It may just be a total coincidence. Or maybe not. Proctor & Gamble’s $8 billion writedown last month in the value of the 118-year old shaving business company, Gillette, that it purchased for $57 billion in 2005, followed closely upon the release of a highly controversial ad, which had little to say about the great shaves men could expect when using a Gillette razor, and a great deal to say, in scolding tones, about toxic masculinity. Social Justice Warriors hailed it as a great message. Ordinary men and a surprising number of women were revulsed by it.
In any case, the fact is that the ad was brutally misandric, the backlash against the ad was fierce, and P & G is taking a huge financial hit. Yeah, there are all kinds of other possible reasons for the nosedive—a shrinking market for shaving, increased competition—but it seems that just in case it wasn’t a coincidence, Gillette has decided to step off the “woke” corporation train, and go back to basics in their marketing.
The most obvious rubric of basic marketing—and you would think this is something they would already have known before the debacle, so the fact they didn’t tells us a lot about the brain freeze at the corporate level—is that if you have a defined target market for your product, the best strategy for upping sales isn’t to crap all over that market by telling them they are responsible for all social ills of society, but that here, use our product, and while you’re using it, think about how much better you can be as a human being, you piece of sh*t.
At the time of the blowback, Gillette thought they could ride out the storm on the strength of all the students at Intersectional U, who thought it was the best ad ever. They even produced another ad called “First Shave,” in which a father initiates his transgender son into shaving. Nobody objected to it, even if only about .01% of Gillette’s market could relate to it, and another percentage, who knows how many, were doubtless made uncomfortable by it, so it was probably a wash sales-wise.
But that seems to have been their last conscious foray into social do-goodery. (I say “conscious” advisedly. Read on.)
The message of Gillette’s latest ad, launched last week, is full-bore traditionally man-friendly, featuring a real-life Australian firefighter and personal trainer, Ben Ziekenheiner, getting ready for work. Ben’s morning toilette shows him calmly shaving – firefighters must be clean-shaven so their masks fit properly – but with interspersed scenes of raging fires and the men who combat them. As he shaves, his little girl looks up at him adoringly. The ad ends with a loving father-daughter hug, and Ben’s insightful remark that “it’s not the fire, it’s more the constant reminder of who you might leave behind…”
You notice there are only two elements in the ad besides Ben: the scary fire that kills people if they cannot be saved, and the vulnerable innocent child, who expresses her fears for her dad in a simple drawing of a house with flames shooting out the windows that she gives to him, a gesture he is very sensitive to, evoking a protective embrace. You notice as well that there is no woman in the ad, not even a mother who looks upon the scene with approval.

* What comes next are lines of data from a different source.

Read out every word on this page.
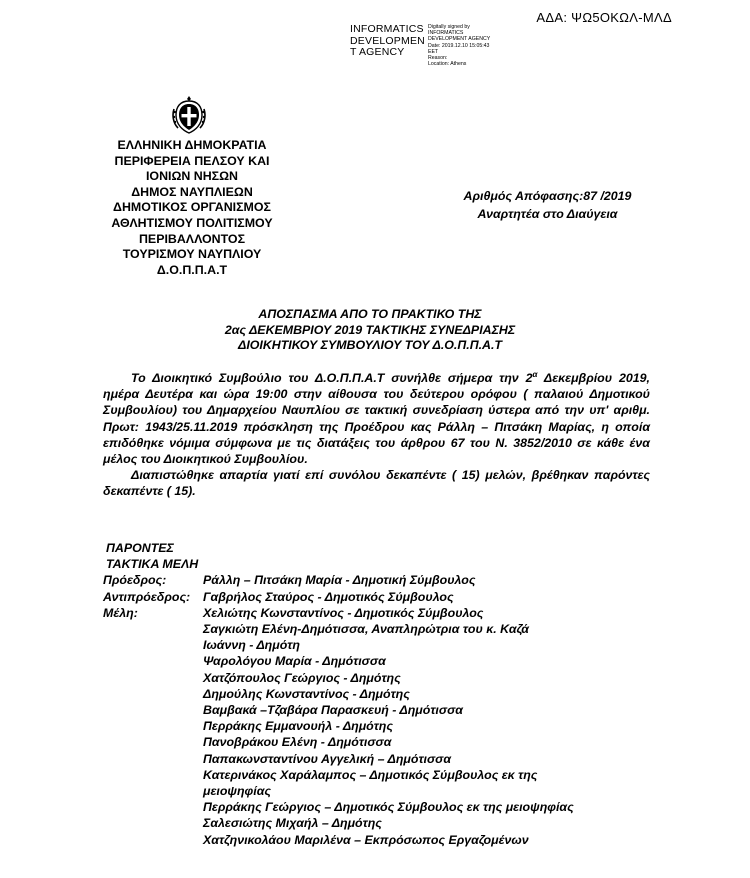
ΑΔΑ: ΨΩ5ΟΚΩΛ-ΜΛΔ
INFORMATICS
DEVELOPMEN
T AGENCY
Digitally signed by
INFORMATICS
DEVELOPMENT AGENCY
Date: 2019.12.10 15:05:43
EET
Reason:
Location: Athens
ΕΛΛΗΝΙΚΗ ΔΗΜΟΚΡΑΤΙΑ
ΠΕΡΙΦΕΡΕΙΑ ΠΕΛΣΟΥ ΚΑΙ
ΙΟΝΙΩΝ ΝΗΣΩΝ
ΔΗΜΟΣ ΝΑΥΠΛΙΕΩΝ
ΔΗΜΟΤΙΚΟΣ ΟΡΓΑΝΙΣΜΟΣ
ΑΘΛΗΤΙΣΜΟΥ ΠΟΛΙΤΙΣΜΟΥ
ΠΕΡΙΒΑΛΛΟΝΤΟΣ
ΤΟΥΡΙΣΜΟΥ ΝΑΥΠΛΙΟΥ
Δ.Ο.Π.Π.Α.Τ
Αριθμός Απόφασης:87 /2019
Αναρτητέα στο Διαύγεια
ΑΠΟΣΠΑΣΜΑ ΑΠΟ ΤΟ ΠΡΑΚΤΙΚΟ ΤΗΣ
2ας ΔΕΚΕΜΒΡΙΟΥ 2019 ΤΑΚΤΙΚΗΣ ΣΥΝΕΔΡΙΑΣΗΣ
ΔΙΟΙΚΗΤΙΚΟΥ ΣΥΜΒΟΥΛΙΟΥ ΤΟΥ Δ.Ο.Π.Π.Α.Τ

Το Διοικητικό Συμβούλιο του Δ.Ο.Π.Π.Α.Τ συνήλθε σήμερα την $2^\alpha$ Δεκεμβρίου 2019, ημέρα Δευτέρα και ώρα 19:00 στην αίθουσα του δεύτερου ορόφου ( παλαιού Δημοτικού Συμβουλίου) του Δημαρχείου Ναυπλίου σε τακτική συνεδρίαση ύστερα από την υπ' αριθμ. Πρωτ: 1943/25.11.2019 πρόσκληση της Προέδρου κας Ράλλη – Πιτσάκη Μαρίας, η οποία επιδόθηκε νόμιμα σύμφωνα με τις διατάξεις του άρθρου 67 του Ν. 3852/2010 σε κάθε ένα μέλος του Διοικητικού Συμβουλίου.

Διαπιστώθηκε απαρτία γιατί επί συνόλου δεκαπέντε ( 15) μελών, βρέθηκαν παρόντες δεκαπέντε ( 15).

ΠΑΡΟΝΤΕΣ
ΤΑΚΤΙΚΑ ΜΕΛΗ
Πρόεδρος:	Ράλλη – Πιτσάκη Μαρία - Δημοτική Σύμβουλος
Αντιπρόεδρος:	Γαβρήλος Σταύρος - Δημοτικός Σύμβουλος
Μέλη:	Χελιώτης Κωνσταντίνος - Δημοτικός Σύμβουλος
Σαγκιώτη Ελένη-Δημότισσα, Αναπληρώτρια του κ. Καζά
Ιωάννη - Δημότη
Ψαρολόγου Μαρία - Δημότισσα
Χατζόπουλος Γεώργιος - Δημότης
Δημούλης Κωνσταντίνος - Δημότης
Βαμβακά –Τζαβάρα Παρασκευή - Δημότισσα
Περράκης Εμμανουήλ - Δημότης
Πανοβράκου Ελένη - Δημότισσα
Παπακωνσταντίνου Αγγελική – Δημότισσα
Κατερινάκος Χαράλαμπος – Δημοτικός Σύμβουλος εκ της
μειοψηφίας
Περράκης Γεώργιος – Δημοτικός Σύμβουλος εκ της μειοψηφίας
Σαλεσιώτης Μιχαήλ – Δημότης
Χατζηνικολάου Μαριλένα – Εκπρόσωπος Εργαζομένων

For she is unnecessary. Think about it. If the child had been a little boy, he would have been watching his father shave with a view to his future self as a man. This little girl is watching her father shave as her future womanly self will relate to the men in her life: husband, brothers, son. She will associate shaving with manliness; she will feel gratitude that men do the things she is not equipped to do, making her safer and more confident in whatever life has in store for her, which is highly unlikely to be anything involving anything like her father’s high-risk job.
This ad is a 180 degree turn away from the you-can-do-better ad. First, it doesn’t talk about men in general. It focuses on one guy that most men can relate to, and admire. And what a guy Ben is! On a scale of one to ten, Ben’s male positivity hits eleven! He is a manly man, built up through training to perfection of the male form. He is also a sensitive man. And he is the kind of man who channels his manliness into areas that are the furthest thing from “toxic”: fathering, service to his community and physical protection of the helpless. He has a right to feel fear, but what he worries about most is not being there for his family.
These three functions—often expressed as the three “Ps”: Parenthood, protection and productivity—happen to be the three necessary components for a healthy male presence in society. The fact that Ben is also a risk-taker is the icing on this marketing cake. For the quintessential trait of manliness, not always expressed in such heroic fashion as firefighting, is a willingness to take risks.
Gillette thinks that this ad represents their decision to “shift the spotlight from social issues to local heroes.” In fact, its message restores to heterosexual men the respect and valorization that has been sadly lacking in our culture. Considering the ramifications that are occurring as a result of men being told they are not needed on the cultural voyage, I can’t think of a social issue more badly in need of attention. And so this “local heroes” ad by Gillette is, therefore, paradoxically enough, not a shift away from promotion of social justice, but its very embodiment.